Performance brakes are special-purpose brakes designed to improve the braking performance of cars fitted with aftermarket brake kits. They’re designed to be used by professional drivers in racing, but nowadays it seems that a lot of people are having them installed in their vehicles. They’re now significantly more common than ‘normal’ brakes, which have been used for hundreds of years.
This article will explain the advantages and disadvantages of using performance brakes to help you figure out whether you should consider getting them. That way, you can make the best decision for your specific circumstances.
There are plenty of reasons performance brakes are getting the attention of more and more drivers. Here are just some of them:
1. High Engagement, Giving Better Response
Performance brakes are built for maximum engagement between the driver and the car. When you focus on the feel of your foot on the brake pedal, you’ll become aware that the car is responding to every movement you make. High engagement makes for better driving since you'll have more control and give a better response in any situation.
2. Perfect For Every Skill Level
Since performance brakes allow drivers to choose which parts they want, no matter what their technical skill level is, there’s a brake system for them. You can get custom brake kits that’ll let you be part of the installation so you can give your car exactly what it needs without any risks. This also means that since every car needs a different setup, there are modifications available to fit any make and model.
3. Provides Better Control
Switching to performance brakes allows you to adjust how quickly your vehicle slows down when you step on the brake pedal. You can stop earlier, giving you more time to work with before hitting a hazard. It also helps drivers determine what speed is the most appropriate for the situation they’re in.
Engagement between driver and car doesn’t mean anything if you don’t have control over your vehicle. With performance brakes, the right pressure on the brake pedal lets you stop the car in exactly the right spot.
4. Allows Driver To Brake Fast
It’s easier to make efficient stops with performance brakes. Drivers can brake fast and avoid any one of the common braking problems out there. Braking too hard for conditions, locking up your wheels, or braking late are just some of the issues you’ll eliminate when you have a proper brake system in your vehicle.
5. Durable and Reliable
When you invest in performance brakes, the last thing you want is for them to fail when you need them most. These brakes are durable and reliable because they won’t make unnecessary or dramatic stops that’ll stretch out their life span. When your car slows down efficiently with smooth, consistent braking, it won’t break down as much and maintenance costs will go down, too. This means less money spent on emergency repairs and a better chance at surviving a breakdown while driving away from danger instead of toward it.
6. Has A Nice Visual Appeal
Performance brakes look great under your wheels, so there’s no reason not to get them installed right away. It isn’t just about how they improve your braking ability but also about how they look on your car. Owning a performance vehicle should come with owning performance brakes so you can show off the specs of your ride while increasing your safety.

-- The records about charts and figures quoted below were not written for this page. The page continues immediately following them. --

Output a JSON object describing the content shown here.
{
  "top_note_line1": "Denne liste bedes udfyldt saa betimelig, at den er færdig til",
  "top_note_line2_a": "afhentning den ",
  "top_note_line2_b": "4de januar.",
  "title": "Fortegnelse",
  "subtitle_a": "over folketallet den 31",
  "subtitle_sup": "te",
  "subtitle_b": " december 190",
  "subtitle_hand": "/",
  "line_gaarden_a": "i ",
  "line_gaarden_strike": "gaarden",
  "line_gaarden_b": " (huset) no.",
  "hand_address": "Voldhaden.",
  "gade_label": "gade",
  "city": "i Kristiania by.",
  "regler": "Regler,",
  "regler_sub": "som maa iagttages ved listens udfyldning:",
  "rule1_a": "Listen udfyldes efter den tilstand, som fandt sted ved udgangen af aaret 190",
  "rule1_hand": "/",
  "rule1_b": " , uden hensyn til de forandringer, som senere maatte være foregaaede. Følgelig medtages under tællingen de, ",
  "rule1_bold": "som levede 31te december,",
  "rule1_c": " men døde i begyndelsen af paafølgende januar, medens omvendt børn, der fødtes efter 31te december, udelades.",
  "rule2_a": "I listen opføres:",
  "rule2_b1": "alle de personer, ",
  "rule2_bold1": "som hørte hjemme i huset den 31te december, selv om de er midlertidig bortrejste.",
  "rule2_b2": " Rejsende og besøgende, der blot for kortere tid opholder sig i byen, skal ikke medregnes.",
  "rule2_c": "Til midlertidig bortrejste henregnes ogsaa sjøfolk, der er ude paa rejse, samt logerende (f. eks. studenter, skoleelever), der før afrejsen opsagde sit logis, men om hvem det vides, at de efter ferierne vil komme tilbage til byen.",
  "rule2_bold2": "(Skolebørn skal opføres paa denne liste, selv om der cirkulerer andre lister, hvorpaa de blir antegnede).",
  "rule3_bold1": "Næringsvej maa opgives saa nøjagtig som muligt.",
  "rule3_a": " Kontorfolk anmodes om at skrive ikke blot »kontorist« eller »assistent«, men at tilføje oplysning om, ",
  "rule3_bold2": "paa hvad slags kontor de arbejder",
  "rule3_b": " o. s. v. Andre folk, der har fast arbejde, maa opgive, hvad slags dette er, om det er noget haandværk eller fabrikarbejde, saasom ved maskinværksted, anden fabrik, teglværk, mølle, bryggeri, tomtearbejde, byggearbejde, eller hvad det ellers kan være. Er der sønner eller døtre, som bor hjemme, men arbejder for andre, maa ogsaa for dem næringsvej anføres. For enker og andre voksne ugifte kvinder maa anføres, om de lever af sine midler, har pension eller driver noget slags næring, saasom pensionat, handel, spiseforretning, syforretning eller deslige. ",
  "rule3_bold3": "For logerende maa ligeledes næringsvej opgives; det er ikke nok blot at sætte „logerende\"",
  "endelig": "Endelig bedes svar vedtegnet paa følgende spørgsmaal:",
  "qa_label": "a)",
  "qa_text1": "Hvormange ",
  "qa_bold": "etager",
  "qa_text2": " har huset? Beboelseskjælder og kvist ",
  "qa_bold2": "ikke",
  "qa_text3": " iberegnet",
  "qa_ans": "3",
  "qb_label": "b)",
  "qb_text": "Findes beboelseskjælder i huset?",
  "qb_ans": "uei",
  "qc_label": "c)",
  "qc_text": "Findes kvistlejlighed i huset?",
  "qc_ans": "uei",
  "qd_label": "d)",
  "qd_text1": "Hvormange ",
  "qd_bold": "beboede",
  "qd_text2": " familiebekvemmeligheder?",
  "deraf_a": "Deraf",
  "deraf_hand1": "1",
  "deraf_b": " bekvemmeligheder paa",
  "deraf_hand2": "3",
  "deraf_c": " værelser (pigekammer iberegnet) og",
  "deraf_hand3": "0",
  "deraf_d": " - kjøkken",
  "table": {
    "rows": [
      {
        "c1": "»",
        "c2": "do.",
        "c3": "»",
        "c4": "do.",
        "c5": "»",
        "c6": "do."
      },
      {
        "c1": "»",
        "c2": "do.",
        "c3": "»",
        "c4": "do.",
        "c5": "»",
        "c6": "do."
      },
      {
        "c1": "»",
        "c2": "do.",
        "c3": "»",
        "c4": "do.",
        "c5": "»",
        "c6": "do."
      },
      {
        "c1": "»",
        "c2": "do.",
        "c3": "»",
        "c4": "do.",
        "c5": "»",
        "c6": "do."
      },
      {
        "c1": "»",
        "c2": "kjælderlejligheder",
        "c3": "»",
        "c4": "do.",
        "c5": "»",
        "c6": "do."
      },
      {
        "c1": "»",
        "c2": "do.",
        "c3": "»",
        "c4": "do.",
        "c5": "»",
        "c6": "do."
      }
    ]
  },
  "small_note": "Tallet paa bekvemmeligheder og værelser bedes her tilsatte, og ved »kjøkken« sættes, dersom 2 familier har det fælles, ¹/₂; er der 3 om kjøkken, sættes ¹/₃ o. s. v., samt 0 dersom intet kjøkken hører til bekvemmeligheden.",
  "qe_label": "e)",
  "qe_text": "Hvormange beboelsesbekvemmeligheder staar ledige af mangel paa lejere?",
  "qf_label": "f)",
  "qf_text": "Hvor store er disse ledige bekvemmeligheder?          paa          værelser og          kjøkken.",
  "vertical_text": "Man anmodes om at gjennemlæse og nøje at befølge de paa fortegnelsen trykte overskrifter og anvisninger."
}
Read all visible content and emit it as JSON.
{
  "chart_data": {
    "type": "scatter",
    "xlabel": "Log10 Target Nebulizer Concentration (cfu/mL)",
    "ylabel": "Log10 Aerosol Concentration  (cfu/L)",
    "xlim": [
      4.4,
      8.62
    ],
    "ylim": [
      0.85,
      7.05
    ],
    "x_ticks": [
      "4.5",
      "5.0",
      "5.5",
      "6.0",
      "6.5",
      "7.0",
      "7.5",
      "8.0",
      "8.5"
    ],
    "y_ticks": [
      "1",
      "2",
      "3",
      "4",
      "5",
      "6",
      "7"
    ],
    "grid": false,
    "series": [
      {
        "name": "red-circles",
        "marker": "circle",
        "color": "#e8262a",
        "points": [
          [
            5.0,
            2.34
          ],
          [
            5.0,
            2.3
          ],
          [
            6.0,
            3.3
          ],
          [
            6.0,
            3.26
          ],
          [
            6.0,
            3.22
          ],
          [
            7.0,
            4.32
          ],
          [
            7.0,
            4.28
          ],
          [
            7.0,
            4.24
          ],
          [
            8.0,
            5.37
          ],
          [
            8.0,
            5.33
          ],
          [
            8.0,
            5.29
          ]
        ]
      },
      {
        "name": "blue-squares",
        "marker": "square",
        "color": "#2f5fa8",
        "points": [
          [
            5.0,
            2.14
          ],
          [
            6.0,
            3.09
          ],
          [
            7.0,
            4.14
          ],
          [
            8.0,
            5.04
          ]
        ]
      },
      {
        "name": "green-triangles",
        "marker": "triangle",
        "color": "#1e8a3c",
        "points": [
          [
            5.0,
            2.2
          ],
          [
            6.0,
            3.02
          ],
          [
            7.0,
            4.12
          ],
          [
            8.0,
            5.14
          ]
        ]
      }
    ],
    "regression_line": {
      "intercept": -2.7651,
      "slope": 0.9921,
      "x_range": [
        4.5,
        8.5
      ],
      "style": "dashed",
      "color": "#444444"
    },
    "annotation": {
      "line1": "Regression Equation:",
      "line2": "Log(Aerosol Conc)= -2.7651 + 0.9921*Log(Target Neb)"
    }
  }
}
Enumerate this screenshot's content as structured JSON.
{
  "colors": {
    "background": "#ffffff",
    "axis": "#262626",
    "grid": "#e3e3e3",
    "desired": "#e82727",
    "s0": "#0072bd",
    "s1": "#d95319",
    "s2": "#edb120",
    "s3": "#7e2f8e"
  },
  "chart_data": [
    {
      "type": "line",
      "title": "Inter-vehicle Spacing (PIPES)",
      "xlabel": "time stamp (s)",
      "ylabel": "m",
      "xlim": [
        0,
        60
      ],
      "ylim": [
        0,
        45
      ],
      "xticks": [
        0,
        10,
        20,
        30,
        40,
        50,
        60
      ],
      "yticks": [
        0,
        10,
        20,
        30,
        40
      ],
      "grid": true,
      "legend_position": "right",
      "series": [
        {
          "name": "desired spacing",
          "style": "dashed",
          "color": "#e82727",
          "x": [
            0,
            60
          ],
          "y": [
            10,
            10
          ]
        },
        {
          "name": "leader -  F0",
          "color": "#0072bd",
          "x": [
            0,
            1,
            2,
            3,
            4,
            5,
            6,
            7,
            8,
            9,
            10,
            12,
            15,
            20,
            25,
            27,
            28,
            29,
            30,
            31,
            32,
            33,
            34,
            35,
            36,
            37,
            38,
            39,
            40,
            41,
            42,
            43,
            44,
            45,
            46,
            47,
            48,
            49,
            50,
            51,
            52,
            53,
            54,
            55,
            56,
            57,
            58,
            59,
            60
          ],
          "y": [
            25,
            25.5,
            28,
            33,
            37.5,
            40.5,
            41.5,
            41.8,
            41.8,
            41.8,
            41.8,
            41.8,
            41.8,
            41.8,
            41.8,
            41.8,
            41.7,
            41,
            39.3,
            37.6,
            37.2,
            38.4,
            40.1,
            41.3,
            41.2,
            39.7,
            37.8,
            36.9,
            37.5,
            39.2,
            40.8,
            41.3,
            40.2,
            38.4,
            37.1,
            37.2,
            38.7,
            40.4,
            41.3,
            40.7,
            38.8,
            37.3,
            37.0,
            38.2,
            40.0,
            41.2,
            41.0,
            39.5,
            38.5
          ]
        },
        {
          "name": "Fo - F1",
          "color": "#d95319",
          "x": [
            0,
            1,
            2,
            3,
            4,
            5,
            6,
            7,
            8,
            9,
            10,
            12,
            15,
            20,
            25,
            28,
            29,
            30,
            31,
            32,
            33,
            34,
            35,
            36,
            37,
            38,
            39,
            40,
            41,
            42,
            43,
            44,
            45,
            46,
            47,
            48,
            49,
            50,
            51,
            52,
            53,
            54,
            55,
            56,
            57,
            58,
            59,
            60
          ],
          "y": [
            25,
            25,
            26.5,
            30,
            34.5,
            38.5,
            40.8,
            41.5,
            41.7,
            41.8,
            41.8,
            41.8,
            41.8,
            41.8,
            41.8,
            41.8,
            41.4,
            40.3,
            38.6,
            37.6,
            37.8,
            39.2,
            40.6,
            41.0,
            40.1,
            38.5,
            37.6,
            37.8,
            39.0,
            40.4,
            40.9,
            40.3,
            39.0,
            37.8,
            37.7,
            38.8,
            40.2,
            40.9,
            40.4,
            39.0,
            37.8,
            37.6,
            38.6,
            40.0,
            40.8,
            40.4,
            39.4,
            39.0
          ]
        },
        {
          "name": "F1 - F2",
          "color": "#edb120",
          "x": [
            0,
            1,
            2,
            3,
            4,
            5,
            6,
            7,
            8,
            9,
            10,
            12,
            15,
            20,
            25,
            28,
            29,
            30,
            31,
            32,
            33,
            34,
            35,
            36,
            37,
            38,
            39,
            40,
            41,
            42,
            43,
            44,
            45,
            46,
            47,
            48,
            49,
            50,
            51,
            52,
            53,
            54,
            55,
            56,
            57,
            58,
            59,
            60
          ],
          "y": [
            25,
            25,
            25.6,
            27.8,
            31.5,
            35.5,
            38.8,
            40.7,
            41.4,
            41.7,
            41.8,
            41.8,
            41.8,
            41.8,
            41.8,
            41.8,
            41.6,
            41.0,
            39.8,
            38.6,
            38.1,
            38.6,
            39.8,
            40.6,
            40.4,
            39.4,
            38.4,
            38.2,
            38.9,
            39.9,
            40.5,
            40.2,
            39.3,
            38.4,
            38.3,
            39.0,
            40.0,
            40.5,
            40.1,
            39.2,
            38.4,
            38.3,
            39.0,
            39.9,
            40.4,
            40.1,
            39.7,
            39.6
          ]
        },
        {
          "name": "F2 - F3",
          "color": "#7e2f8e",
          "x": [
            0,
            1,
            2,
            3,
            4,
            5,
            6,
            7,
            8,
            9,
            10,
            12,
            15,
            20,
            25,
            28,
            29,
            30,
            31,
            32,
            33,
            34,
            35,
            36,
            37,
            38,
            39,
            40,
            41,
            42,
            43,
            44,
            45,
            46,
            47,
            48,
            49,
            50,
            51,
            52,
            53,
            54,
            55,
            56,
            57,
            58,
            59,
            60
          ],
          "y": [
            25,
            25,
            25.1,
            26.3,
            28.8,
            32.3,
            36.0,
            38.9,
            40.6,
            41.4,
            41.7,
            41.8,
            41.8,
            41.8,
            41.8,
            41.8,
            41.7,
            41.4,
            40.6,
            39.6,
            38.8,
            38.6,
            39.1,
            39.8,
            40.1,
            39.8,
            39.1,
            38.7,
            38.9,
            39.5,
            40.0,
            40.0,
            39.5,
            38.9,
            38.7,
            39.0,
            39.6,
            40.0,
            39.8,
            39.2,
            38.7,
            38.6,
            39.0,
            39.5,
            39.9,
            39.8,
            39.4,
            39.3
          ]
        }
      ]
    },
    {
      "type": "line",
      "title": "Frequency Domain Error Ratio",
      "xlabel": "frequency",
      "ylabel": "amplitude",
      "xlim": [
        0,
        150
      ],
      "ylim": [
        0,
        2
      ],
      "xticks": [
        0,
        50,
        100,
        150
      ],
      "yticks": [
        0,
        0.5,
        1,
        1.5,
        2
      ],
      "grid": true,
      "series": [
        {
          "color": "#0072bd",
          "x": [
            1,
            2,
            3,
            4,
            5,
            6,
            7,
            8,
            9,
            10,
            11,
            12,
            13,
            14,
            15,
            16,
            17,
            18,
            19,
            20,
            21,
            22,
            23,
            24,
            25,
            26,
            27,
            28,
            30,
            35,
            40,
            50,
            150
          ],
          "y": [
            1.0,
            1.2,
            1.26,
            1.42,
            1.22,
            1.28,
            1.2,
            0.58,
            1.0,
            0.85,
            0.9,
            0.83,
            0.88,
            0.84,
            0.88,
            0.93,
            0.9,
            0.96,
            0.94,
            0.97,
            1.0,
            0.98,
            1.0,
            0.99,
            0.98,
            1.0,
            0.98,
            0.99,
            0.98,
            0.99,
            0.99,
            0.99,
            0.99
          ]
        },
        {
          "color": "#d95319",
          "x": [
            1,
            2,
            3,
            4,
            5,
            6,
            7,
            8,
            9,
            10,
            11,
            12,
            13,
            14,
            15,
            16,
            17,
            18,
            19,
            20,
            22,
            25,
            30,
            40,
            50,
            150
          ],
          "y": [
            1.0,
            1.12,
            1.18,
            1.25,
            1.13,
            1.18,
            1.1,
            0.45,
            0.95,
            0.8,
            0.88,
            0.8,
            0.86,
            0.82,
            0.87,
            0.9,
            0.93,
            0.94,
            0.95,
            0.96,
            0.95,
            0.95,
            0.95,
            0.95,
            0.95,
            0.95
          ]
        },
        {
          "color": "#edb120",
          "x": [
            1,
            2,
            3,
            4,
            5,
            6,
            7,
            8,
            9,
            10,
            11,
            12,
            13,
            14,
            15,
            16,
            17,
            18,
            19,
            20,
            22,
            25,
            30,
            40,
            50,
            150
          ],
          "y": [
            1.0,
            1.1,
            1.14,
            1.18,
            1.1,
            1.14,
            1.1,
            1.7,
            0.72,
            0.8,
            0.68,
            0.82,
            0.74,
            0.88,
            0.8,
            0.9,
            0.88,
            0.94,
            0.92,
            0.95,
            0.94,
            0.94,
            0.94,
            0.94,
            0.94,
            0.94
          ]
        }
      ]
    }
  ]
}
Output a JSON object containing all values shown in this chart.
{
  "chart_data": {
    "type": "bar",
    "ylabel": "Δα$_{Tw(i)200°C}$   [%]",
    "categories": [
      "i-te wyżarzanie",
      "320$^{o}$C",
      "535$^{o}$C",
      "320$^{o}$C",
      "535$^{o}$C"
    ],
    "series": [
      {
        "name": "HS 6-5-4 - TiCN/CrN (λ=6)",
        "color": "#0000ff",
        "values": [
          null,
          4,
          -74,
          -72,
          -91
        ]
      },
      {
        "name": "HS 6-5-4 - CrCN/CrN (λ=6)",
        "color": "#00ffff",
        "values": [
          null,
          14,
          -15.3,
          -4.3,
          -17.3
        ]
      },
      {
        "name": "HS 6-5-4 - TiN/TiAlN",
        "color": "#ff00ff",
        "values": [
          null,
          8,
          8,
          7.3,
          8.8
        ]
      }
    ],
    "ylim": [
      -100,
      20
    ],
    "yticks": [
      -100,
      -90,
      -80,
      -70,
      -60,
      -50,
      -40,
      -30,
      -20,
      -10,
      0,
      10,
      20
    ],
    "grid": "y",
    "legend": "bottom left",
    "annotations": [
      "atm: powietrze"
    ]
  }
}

Of course, performance brakes also come with several downsides you have to take into account. Those include the following:
1. Susceptible To Heat Fade
They often have a larger diameter than standard brakes, which causes them to heat up faster, resulting in heat fade. This is a loss of braking effectiveness because the brake has become too hot. Performance brakes also don’t offer as much resistance to fading as a standard system would with repeated heavy braking.
2. May Require Heavy Maintenance
Routine service is more expensive for these brakes than for standard ones. Removing and replacing performance brake pads involve a more difficult process, and the callipers require special tools that can be pricey.
Furthermore, many of the vehicles they’re installed in use two-piece front rotors instead of the one-piece units used with standard brakes. This means performance brakes must be replaced as a set rather than individually and requires several procedures to ensure they sit properly against the hubs when installed.
3. Safety Risks In Heavy Vehicles
Performance brakes often have unproven track records in heavy vehicles such as commercial trucks and buses, meaning they pose potential safety risks. Some people also claim there’s no statistical proof that using performance brakes increases stopping power when they’re used in heavy vehicles.
4. Higher Noise Levels Compared To Standard Brakes
Performance brakes are often designed for racing purposes, which can lead to higher noise levels in normal driving situations. This’ll make it more difficult for them to pass state inspection tests in some jurisdictions because the decibel level of performance brakes is usually measured during testing by using a device that contains rubber brake shoes inside the vent holes. Therefore, if performance brakes have solid metal shoe contact surfaces instead of rubber, passing an inspection test becomes impossible.
Although performance brakes are now quite common, not everybody agrees they’re a good idea. However, the vast majority of drivers claim they’re better than standard brakes. Now that you know their pros and cons, assess your needs and priorities in order to determine the best thing to do for you and your car.